If I Knew Then What I Know Now: On Reevaluating DNP3 Security using Power Substation Traffic

In the modern world, the reliable and continuous operation of cyber-physical systems (CPSs) have become increasingly crucial factors of our daily life. As a result, the networking protocols of CPSs have been developed to achieve availability without serious consideration for security. Security flaws in these protocols could lead to system misconfigurations or malicious network penetrations which would severely impact the operation of critical infrastructure and control devices on a CPS network. To combat this some researchers have made efforts to design effective intrusion detection and prevention systems (IDSs/IPSs) for providing security in CPS networks. Most of the past and ongoing work in this space explores security from virtual testbeds or simulated systems, many of which make simplifying assumptions.
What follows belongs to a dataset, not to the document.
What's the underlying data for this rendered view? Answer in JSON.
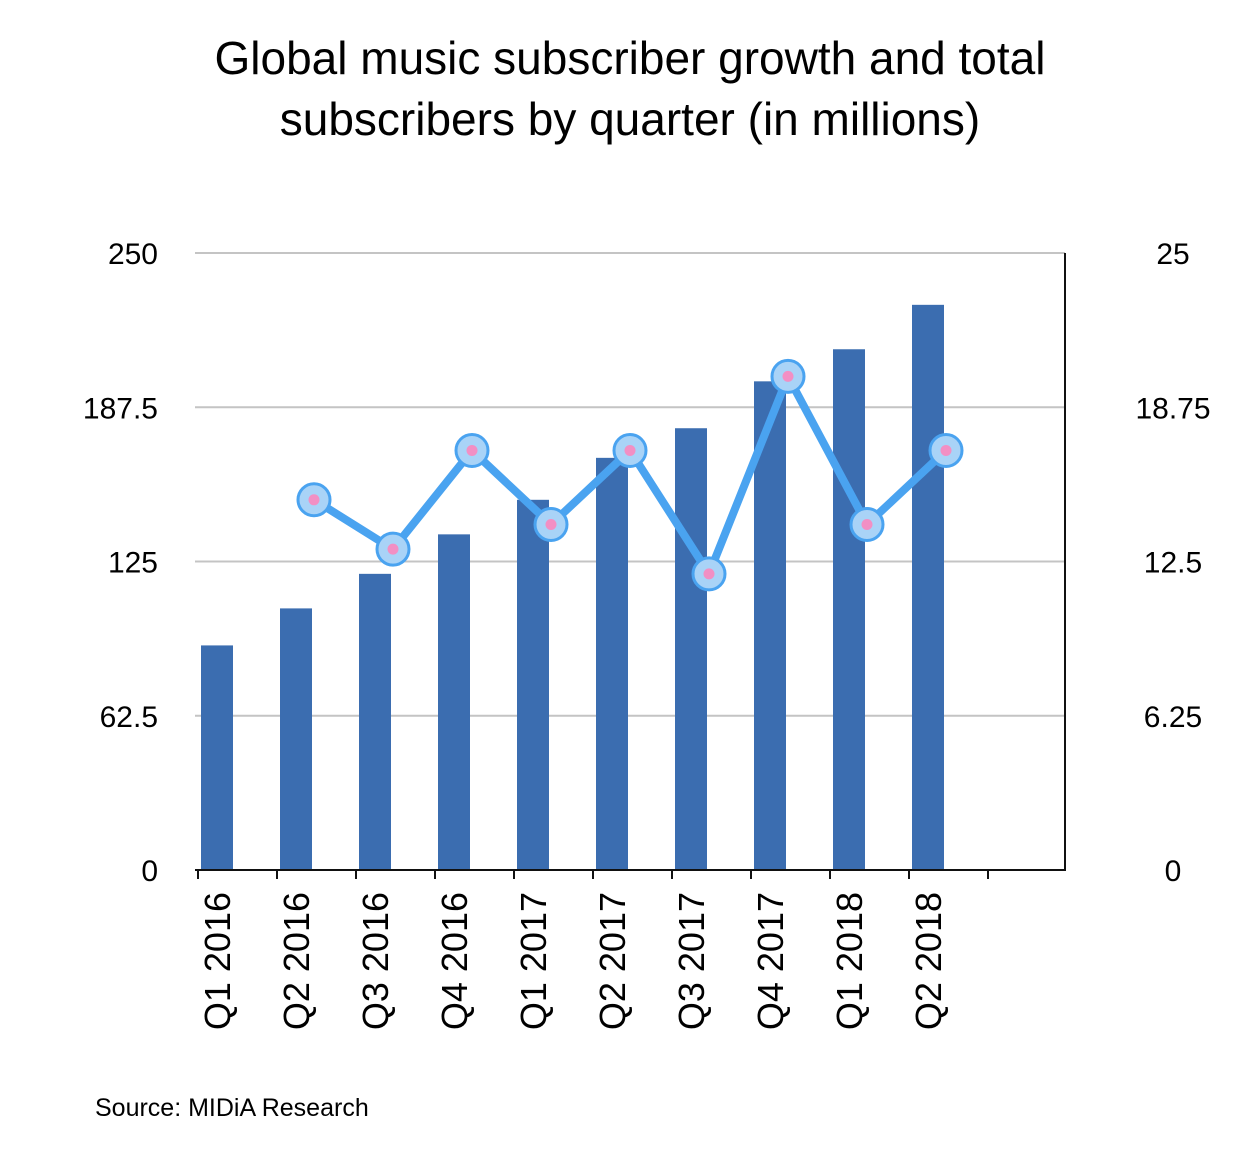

These artificial platforms generally rely on the expectation that CPS networks are behaviorally very similar to traditional information technology (IT) networks and this does not always hold true in practice. In this paper, we investigate and discuss the feasibility and efficacy of previously proposed DNP3 application layer attacks and their mitigation techniques on network traffic captured from four real-world power grid substations. Based on this and a traffic characterization of the captured data we suggest a set of lightweight, but effective mechanisms to help enhance the security of power substations utilizing the DNP3 protocol. This work primarily focuses on DNP3 since it is the most widely used protocol in power substations which form the backbone of the electricity grid.